COMET parent company Kesa Electricals today warned of a full-year loss for its UK operation after festive sales plunged 7.3 per cent.
Kesa blamed strong competition and the extreme weather for its like-for-like sales disappointment between November 1 and January 18.
It said record trading since Christmas failed to offset last month's woes, while the VAT hike on January 4 caused the new year recovery to soften.
Kesa now expects to report a small full-year retail loss for Comet and cautioned overall group profits for the period to April 30 were set to come in at the lower end of market forecasts.
The poor performance in the UK was mirrored in Kesa's Italian, Turkish and Spanish operations, where it trades as Darty.
These markets saw like-for-like sales drop 8.8 per cent, leaving group sales down 4 per cent despite more resilient trading at Darty France.
The pre-Christmas snowfall in Britain, together with adverse weather in France, the Netherlands and Belgium during its key trading period knocked at least 2 per cent off sales, said Kesa.
Kesa said Comet was forced into heavy discounting amid an increasingly competitive market against rivals such as Currys owner Dixons Retail and Carphone Warehouse's Best Buy joint venture.
This left Comet's profit margins down over the Christmas period, while the chain was also hampered by a slowdown in internet sales after the introduction of a new software platform in November.
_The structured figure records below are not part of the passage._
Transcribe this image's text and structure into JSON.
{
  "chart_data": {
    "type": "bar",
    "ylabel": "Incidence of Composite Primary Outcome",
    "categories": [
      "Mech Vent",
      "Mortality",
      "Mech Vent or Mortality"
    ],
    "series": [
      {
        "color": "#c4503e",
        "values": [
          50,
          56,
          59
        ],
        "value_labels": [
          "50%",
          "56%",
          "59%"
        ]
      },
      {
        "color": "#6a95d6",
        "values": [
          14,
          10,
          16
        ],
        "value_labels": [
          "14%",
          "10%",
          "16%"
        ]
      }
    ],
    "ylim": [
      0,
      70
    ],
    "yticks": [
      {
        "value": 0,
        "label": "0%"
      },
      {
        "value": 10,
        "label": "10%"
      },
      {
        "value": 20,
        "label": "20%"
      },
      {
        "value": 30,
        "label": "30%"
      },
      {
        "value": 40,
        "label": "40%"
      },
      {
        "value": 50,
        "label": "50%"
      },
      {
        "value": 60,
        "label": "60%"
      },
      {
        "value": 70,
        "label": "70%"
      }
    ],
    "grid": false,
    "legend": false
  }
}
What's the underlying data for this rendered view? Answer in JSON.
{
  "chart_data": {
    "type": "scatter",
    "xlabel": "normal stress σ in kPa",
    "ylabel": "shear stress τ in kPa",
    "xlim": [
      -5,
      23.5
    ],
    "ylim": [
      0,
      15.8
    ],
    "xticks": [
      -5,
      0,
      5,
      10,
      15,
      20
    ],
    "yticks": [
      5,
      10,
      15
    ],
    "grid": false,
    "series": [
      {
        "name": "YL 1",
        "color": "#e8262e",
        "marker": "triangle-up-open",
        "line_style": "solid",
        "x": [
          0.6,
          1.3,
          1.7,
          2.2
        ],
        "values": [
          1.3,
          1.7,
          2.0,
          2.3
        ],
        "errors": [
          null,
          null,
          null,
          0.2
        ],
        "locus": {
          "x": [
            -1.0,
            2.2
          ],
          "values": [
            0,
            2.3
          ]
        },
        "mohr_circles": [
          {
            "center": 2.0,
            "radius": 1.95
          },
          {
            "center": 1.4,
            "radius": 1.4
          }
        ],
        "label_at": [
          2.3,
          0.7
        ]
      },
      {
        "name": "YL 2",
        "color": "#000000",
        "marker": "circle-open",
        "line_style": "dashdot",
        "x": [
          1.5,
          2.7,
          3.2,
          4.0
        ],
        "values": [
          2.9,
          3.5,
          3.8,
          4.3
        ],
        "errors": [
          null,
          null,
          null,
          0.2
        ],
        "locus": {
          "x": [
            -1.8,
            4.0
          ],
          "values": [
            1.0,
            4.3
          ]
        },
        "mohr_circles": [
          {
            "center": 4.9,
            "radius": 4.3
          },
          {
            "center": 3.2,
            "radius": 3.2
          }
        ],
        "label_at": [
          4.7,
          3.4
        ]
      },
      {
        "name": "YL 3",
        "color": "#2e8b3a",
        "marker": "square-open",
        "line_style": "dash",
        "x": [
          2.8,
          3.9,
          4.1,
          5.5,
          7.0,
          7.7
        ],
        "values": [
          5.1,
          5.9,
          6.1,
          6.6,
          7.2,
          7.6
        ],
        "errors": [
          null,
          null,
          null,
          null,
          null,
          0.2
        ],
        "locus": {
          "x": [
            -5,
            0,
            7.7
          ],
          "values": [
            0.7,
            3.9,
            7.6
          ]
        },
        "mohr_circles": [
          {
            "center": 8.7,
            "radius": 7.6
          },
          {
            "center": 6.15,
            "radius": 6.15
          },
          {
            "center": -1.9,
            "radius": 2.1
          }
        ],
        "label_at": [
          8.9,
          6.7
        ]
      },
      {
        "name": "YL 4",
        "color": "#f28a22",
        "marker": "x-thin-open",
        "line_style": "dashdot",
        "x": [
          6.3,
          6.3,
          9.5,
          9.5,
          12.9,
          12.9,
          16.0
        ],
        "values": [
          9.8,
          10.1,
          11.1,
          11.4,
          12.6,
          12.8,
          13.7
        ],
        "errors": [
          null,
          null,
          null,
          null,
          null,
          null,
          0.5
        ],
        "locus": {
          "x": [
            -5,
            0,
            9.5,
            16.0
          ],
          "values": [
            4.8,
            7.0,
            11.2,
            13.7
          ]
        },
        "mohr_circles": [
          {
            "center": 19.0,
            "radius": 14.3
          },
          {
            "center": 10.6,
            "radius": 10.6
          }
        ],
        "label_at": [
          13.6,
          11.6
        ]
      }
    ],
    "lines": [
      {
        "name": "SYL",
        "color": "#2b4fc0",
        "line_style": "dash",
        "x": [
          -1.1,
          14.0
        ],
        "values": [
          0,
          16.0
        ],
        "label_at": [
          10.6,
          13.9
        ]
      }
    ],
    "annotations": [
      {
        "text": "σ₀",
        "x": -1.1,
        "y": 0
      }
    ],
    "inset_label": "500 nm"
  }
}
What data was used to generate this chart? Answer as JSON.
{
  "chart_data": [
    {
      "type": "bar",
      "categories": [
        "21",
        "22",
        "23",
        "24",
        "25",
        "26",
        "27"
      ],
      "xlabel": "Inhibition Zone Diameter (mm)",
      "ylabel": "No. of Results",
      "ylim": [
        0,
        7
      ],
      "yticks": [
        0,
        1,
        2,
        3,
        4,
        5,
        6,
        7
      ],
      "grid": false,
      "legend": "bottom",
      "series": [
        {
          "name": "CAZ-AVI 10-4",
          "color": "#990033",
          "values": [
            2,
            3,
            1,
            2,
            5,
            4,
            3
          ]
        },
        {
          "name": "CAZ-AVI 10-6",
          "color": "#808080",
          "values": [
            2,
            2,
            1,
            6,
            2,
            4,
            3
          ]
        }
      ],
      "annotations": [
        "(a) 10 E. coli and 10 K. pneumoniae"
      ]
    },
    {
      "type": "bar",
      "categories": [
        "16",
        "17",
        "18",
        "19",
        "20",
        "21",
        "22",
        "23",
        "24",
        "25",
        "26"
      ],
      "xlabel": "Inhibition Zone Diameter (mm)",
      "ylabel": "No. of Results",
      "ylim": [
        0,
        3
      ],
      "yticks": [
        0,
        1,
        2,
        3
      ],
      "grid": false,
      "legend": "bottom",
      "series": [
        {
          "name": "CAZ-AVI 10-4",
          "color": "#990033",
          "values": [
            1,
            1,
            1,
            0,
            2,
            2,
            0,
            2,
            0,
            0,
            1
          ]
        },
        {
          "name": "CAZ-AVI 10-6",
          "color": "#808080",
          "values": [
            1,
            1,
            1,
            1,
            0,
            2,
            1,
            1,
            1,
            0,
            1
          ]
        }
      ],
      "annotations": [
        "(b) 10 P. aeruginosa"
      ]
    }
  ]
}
Online sales rose 3 per cent, against 8 per cent in the half-year.
Christmas was also difficult for other consumer electronics retailers, with Dixons issuing a similar alert over annual profits last week following a 4 per cent drop in UK and Ireland sales.
And Argos saw like-for-like sales drop 4.9 per cent in the Christmas quarter, according to parent Home Retail Group.
Singer Capital Markets said Kesa's trading blow implied a downgrade of around 10 per cent to 15 per cent - or 10 million euros (8.4 million) - off market forecasts.
The City had been expecting Kesa profits of between 98 million euros (82.5 million) to 119 million euros (100 million).
Retail experts at Investec Securities describing the Comet sales result as "horrible".
Kesa's interim results recently showed Comet was already under pressure before last month's challenging trading, with losses nearly trebling to 6.4 million euros (5.4 million).
It launched a three-year recovery plan for its 249-strong Comet chain last year that involved refitting stores, sharper pricing and changing its product mix to include more kitchen and beauty products and accessories.
The group today said it had put in place a "number of additional measures" to improve revenue and cut costs, such as ramping up customer service and expanding its online offering with a greater focus on its 'click and collect' offering.